Akin Gump, the nation’s largest lobby firm, is looking to open a business unit in Cuba.
First noted in The Washington Post, the move is the latest in expanding business and consumer operations after President Obama announced in December that the United States would begin normalized diplomatic relations with the Caribbean island nation.
Among the industries looking to branch out to Cuba are telecommunications, hospitality, agriculture and healthcare – as well as advocacy and business groups.
Many interests have been pressuring Congress to loosen restrictions on travel and sales of telecommunications and agriculture, as well as reset rules for ship travel between the two former enemies.
According to Post lobbying reporter Catherine Ho, Akin’s new division – which hired Anya Landau French as a senior adviser on Cuba — will advise lobbying and legal strategies as businesses look to enter the Cuban market.

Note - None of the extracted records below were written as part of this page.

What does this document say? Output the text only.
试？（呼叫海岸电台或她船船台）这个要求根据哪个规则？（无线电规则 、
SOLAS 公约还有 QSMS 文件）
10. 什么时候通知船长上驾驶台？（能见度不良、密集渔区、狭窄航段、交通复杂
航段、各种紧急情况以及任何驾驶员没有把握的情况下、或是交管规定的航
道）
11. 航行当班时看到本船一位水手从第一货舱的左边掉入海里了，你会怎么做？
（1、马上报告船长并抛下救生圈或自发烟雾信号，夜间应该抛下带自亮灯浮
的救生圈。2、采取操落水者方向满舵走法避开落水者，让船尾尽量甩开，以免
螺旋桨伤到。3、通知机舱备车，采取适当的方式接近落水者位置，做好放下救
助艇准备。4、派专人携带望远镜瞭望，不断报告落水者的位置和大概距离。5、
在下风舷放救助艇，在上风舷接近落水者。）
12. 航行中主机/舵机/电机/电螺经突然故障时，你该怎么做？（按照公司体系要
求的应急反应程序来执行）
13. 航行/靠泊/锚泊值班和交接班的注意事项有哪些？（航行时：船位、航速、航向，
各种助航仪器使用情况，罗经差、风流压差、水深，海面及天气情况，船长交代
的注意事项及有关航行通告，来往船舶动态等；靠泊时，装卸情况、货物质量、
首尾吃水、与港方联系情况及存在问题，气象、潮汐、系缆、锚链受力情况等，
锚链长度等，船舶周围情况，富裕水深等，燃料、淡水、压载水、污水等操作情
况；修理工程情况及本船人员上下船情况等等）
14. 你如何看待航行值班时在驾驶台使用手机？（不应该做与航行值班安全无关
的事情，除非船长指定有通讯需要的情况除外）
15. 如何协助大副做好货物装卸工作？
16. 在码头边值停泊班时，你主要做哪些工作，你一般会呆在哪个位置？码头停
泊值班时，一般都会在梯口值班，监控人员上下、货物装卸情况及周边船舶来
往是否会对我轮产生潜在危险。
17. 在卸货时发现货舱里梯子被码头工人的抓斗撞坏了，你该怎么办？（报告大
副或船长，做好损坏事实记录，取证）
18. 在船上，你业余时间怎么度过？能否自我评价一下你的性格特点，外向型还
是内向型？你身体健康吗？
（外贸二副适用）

Democratic lobbyist Scott Parven will lead the new program.
With $35.6 million in lobbying fee revenue for 2014, Akin Gump is the largest lobby in the U.S.
Ho notes that among Parven’s lobbying clients are Samsung and Chevron, and he also serves as a top bundler for Hillary Clinton’s presidential campaign. Parven raised $24,700 for Clinton so far in 2015.
As editor of The Havana Note, Landau French blogs about U.S.-Cuba relations, and has called for ending the embargo. She is a former staffer for ex-Sen. Max Baucus, advising the Montana Democrat on international trade issues.
“Given the president’s bold actions on Cuba, we’re hearing a lot of excitement at the CEO and [general counsel] level from our clients,” Parven told The Post in a recent interview. “They are very excited and progressive about this, seeing it as a tremendous business opportunity. They’re seeing the long game. Companies want to make sure they’re doing everything right to enter the market the right way and establishing the right reputation.”
As the administration continues to push for formal relations with Cuba, the interest of lobbyists also increased.
However, Congress must officially lift sanctions against Cuba and Republicans strongly oppose the idea. While Senate appropriators approved measures to roll back a few restrictions, it is doubtful any meaningful changes will pass both chambers in the near future.